Question

The Schrodinger wave equation for hydrogen atom is:
$${\mathrm{\Psi }}_{2s}={\displaystyle \frac{1}{4\sqrt{2}\pi }}{\left({\displaystyle \frac{1}{a_0}}\right)}^{3/2}[2-{\displaystyle \frac{r_0}{a_0}}]e^{-r/a_0}$$
where, $a_0$ is Bohr radius. If the radial node in $2s$ be at $r_0$, then find $r$ in terms of $a_0$.
A.${\displaystyle \frac{a_0}{2}}$
B.$2a_0$
C.$\sqrt{2}{a}_0$
D.${\displaystyle \frac{a_0}{\sqrt{2}}}$

Answer 1

Hint:
Bohr radius is the distance between the nucleus and electron of an atom. The probability of an electron located at a particular point is given by the square value of the wave function. In this equation, $r_0$ is the radial node.

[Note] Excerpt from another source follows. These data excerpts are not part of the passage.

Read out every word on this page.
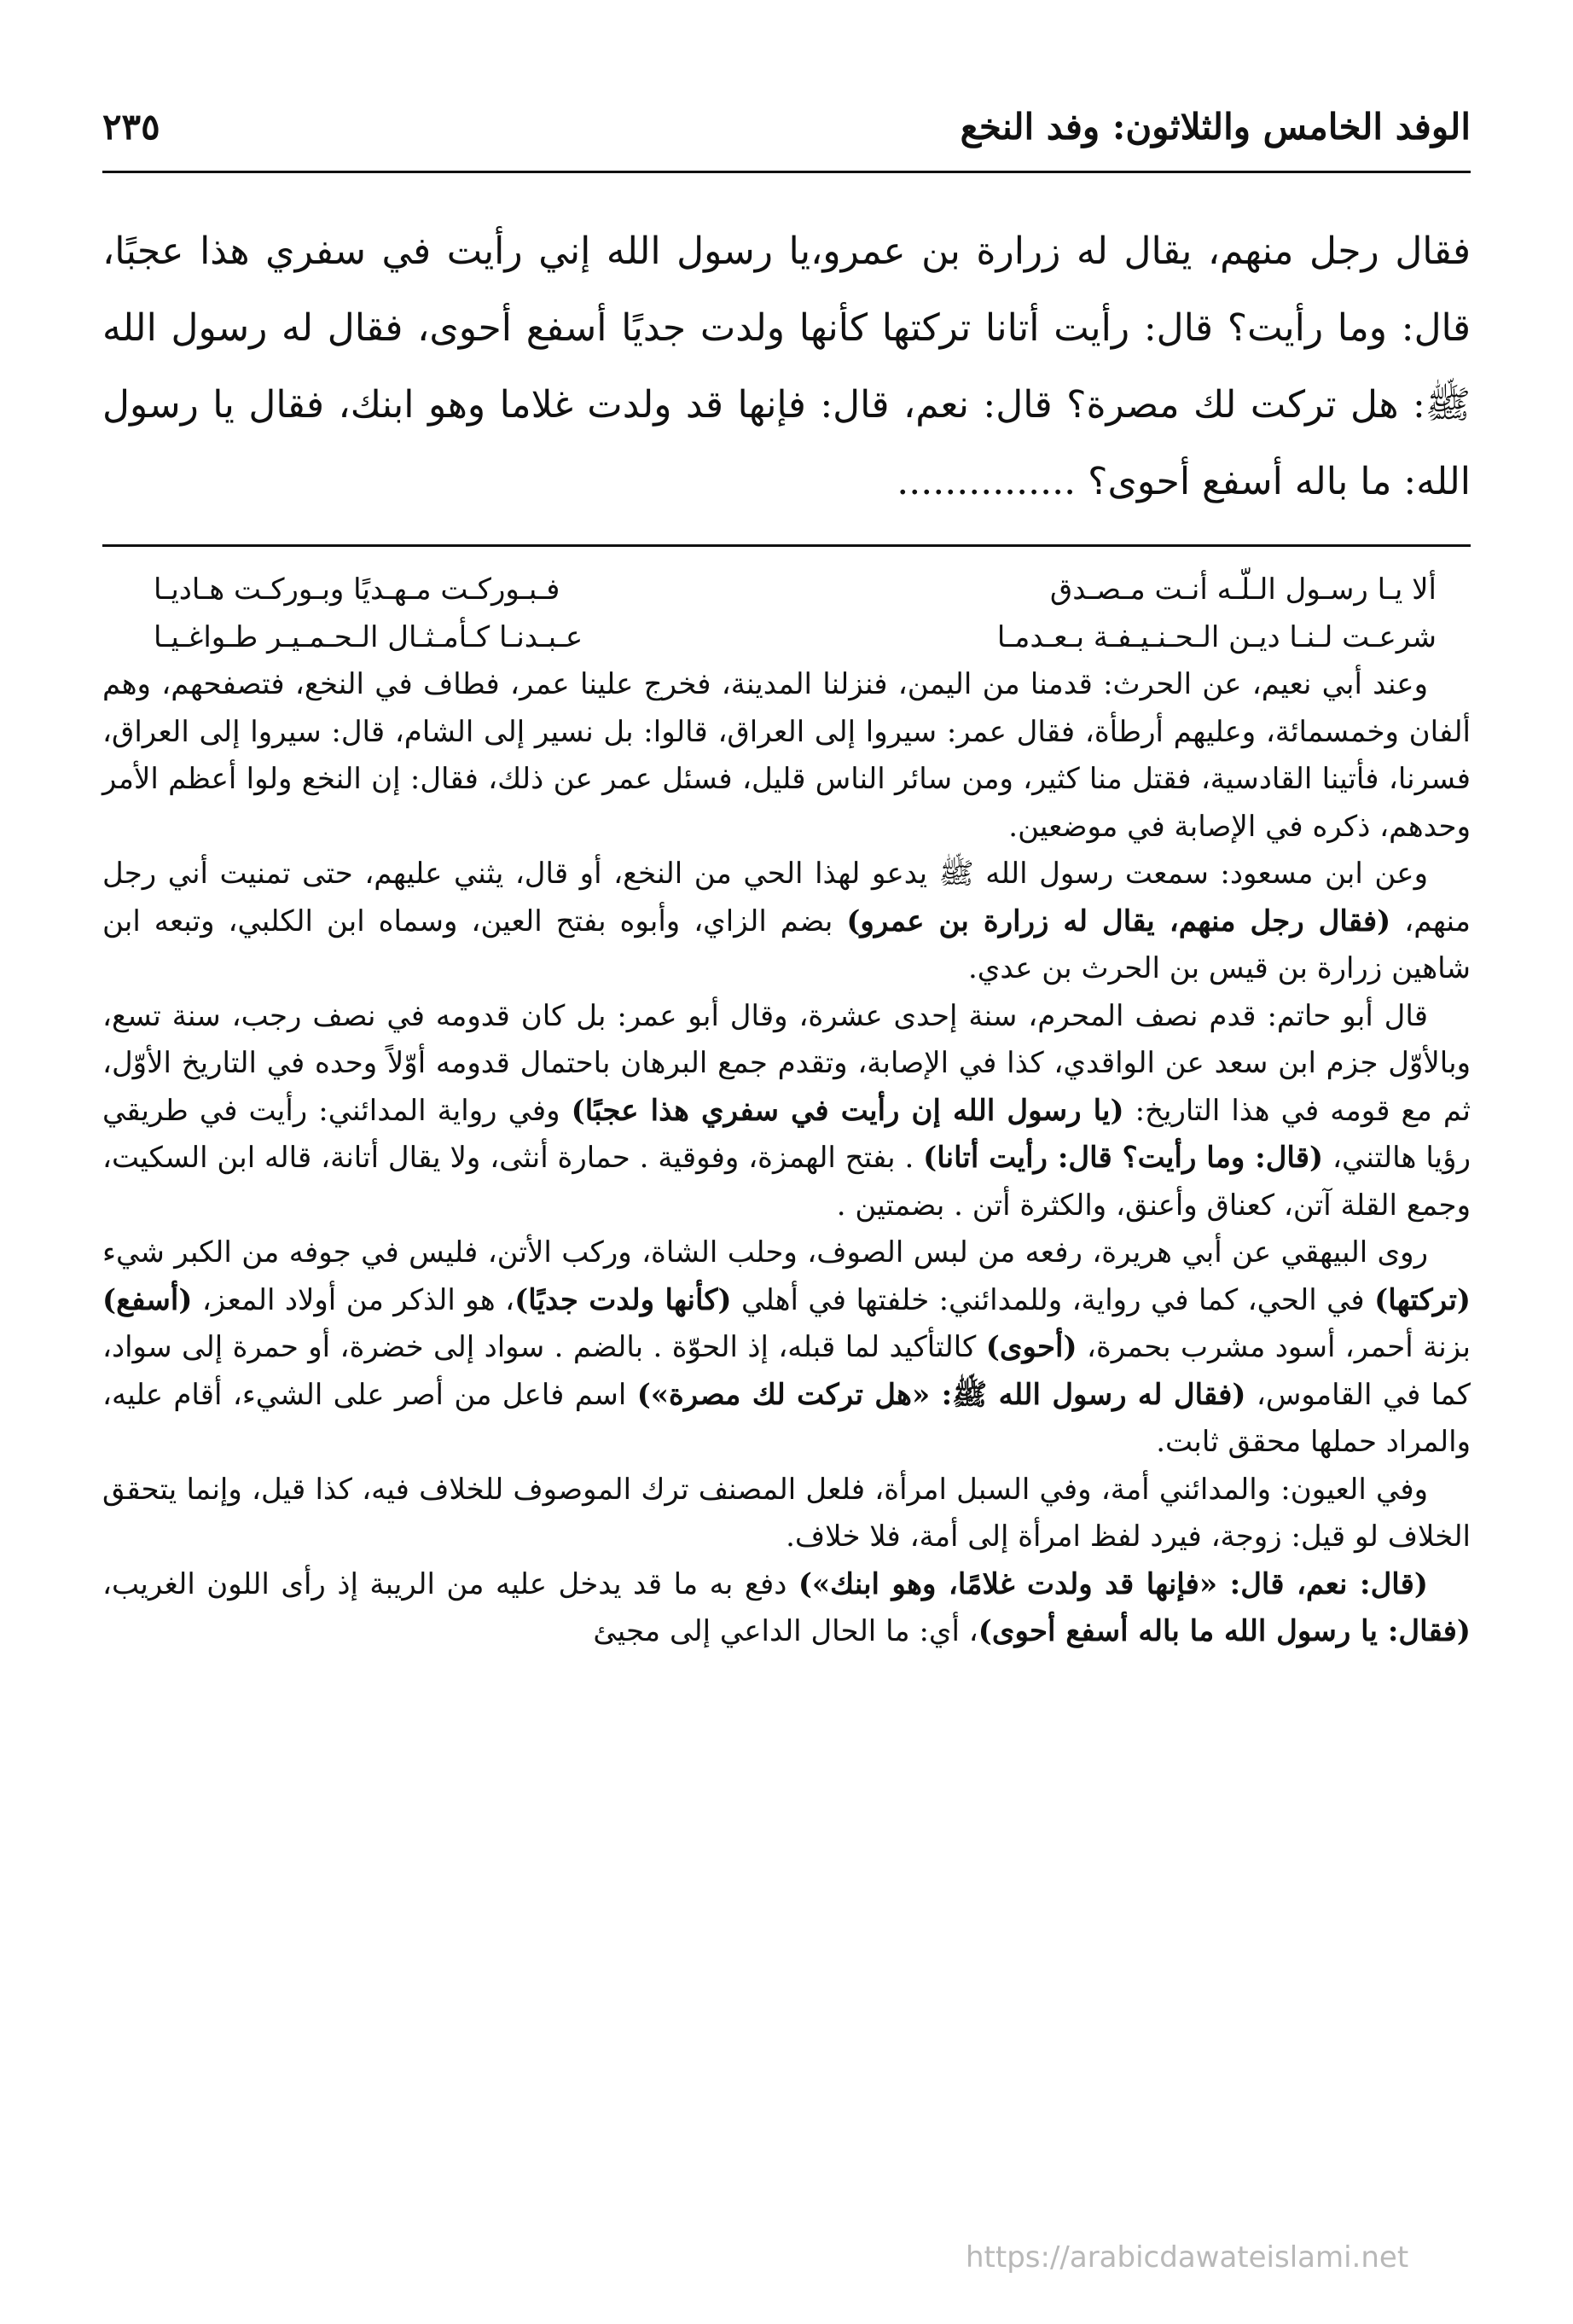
الوفد الخامس والثلاثون: وفد النخع
٢٣٥

فقال رجل منهم، يقال له زرارة بن عمرو،يا رسول الله إني رأيت في سفري هذا عجبًا، قال: وما رأيت؟ قال: رأيت أتانا تركتها كأنها ولدت جديًا أسفع أحوى، فقال له رسول الله ﷺ: هل تركت لك مصرة؟ قال: نعم، قال: فإنها قد ولدت غلاما وهو ابنك، فقال يا رسول الله: ما باله أسفع أحوى؟ ...............

ألا يـا رسـول الـلّـه أنـت مـصـدق
فـبـوركـت مـهـديًا وبـوركـت هـاديـا

شرعـت لـنـا ديـن الـحـنـيـفـة بـعـدمـا
عـبـدنـا كـأمـثـال الـحـمـيـر طـواغـيـا

وعند أبي نعيم، عن الحرث: قدمنا من اليمن، فنزلنا المدينة، فخرج علينا عمر، فطاف في النخع، فتصفحهم، وهم ألفان وخمسمائة، وعليهم أرطأة، فقال عمر: سيروا إلى العراق، قالوا: بل نسير إلى الشام، قال: سيروا إلى العراق، فسرنا، فأتينا القادسية، فقتل منا كثير، ومن سائر الناس قليل، فسئل عمر عن ذلك، فقال: إن النخع ولوا أعظم الأمر وحدهم، ذكره في الإصابة في موضعين.

وعن ابن مسعود: سمعت رسول الله ﷺ يدعو لهذا الحي من النخع، أو قال، يثني عليهم، حتى تمنيت أني رجل منهم، (فقال رجل منهم، يقال له زرارة بن عمرو) بضم الزاي، وأبوه بفتح العين، وسماه ابن الكلبي، وتبعه ابن شاهين زرارة بن قيس بن الحرث بن عدي.

قال أبو حاتم: قدم نصف المحرم، سنة إحدى عشرة، وقال أبو عمر: بل كان قدومه في نصف رجب، سنة تسع، وبالأوّل جزم ابن سعد عن الواقدي، كذا في الإصابة، وتقدم جمع البرهان باحتمال قدومه أوّلاً وحده في التاريخ الأوّل، ثم مع قومه في هذا التاريخ: (يا رسول الله إن رأيت في سفري هذا عجبًا) وفي رواية المدائني: رأيت في طريقي رؤيا هالتني، (قال: وما رأيت؟ قال: رأيت أتانا) . بفتح الهمزة، وفوقية . حمارة أنثى، ولا يقال أتانة، قاله ابن السكيت، وجمع القلة آتن، كعناق وأعنق، والكثرة أتن . بضمتين .

روى البيهقي عن أبي هريرة، رفعه من لبس الصوف، وحلب الشاة، وركب الأتن، فليس في جوفه من الكبر شيء (تركتها) في الحي، كما في رواية، وللمدائني: خلفتها في أهلي (كأنها ولدت جديًا)، هو الذكر من أولاد المعز، (أسفع) بزنة أحمر، أسود مشرب بحمرة، (أحوى) كالتأكيد لما قبله، إذ الحوّة . بالضم . سواد إلى خضرة، أو حمرة إلى سواد، كما في القاموس، (فقال له رسول الله ﷺ: «هل تركت لك مصرة») اسم فاعل من أصر على الشيء، أقام عليه، والمراد حملها محقق ثابت.

وفي العيون: والمدائني أمة، وفي السبل امرأة، فلعل المصنف ترك الموصوف للخلاف فيه، كذا قيل، وإنما يتحقق الخلاف لو قيل: زوجة، فيرد لفظ امرأة إلى أمة، فلا خلاف.

(قال: نعم، قال: «فإنها قد ولدت غلامًا، وهو ابنك») دفع به ما قد يدخل عليه من الريبة إذ رأى اللون الغريب، (فقال: يا رسول الله ما باله أسفع أحوى)، أي: ما الحال الداعي إلى مجيئ

https://arabicdawateislami.net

Complete step by step answer:
Here, it is given that the Schrodinger wave equation for hydrogen atom is:
 $${\mathrm{\Psi }}_{2s}={\displaystyle \frac{1}{4\sqrt{2}\pi }}{\left({\displaystyle \frac{1}{a_0}}\right)}^{3/2}[2-{\displaystyle \frac{r_0}{a_0}}]e^{-r/a_0}$$
where, $a_0$ is Bohr radius, $r_0$ is the radial node and $\mathrm{\Psi }$ is the wave function.
When wave function passes through zero, a node occurs. The electron has zero probability of being located at a node. The probability of an electron located at a particular point is given by the square value of the wave function. As we discussed that electron has zero probability of being located at a node, we can say that
 $$|{\mathrm{\Psi }}_{2s}{|}^2=0$$
Now, looking at the above equation, we can observe that, if the square of the value of wave function is equal to zero, then the value of $(2-{\displaystyle \frac{a_0}{r_0}})$ has to be equal to zero.
Since, ${\displaystyle \frac{1}{4\sqrt{2}\pi }}$ is a constant which cannot be equal to zero and the value of ${\left({\displaystyle \frac{1}{a_0}}\right)}^{3/2}$ and $e^{-r/a_0}$ will always be greater than zero.
So, therefore, we can write
 $2-{\displaystyle \frac{r_0}{a_0}}=0$
On further simplifying, we get,
 $\Rightarrow r_0=2a_0$

Therefore, the correct option is (B) $2a_0$.

Additional information:
-Schrodinger wave equation is an equation that is used to calculate the wave function of a quantum – mechanical system. The wave function is used to define the state of the system at each spatial position and time.
-Wave function is defined as the quantum state of an isolated quantum system. It is denoted with a symbol, $\mathrm{\Psi }$

Note: A wave function node generally occurs at a point where wave function is zero, that means, the electron has zero probability of being located at a node.
-Bohr radius is the most probable distance between the electron and the nucleus.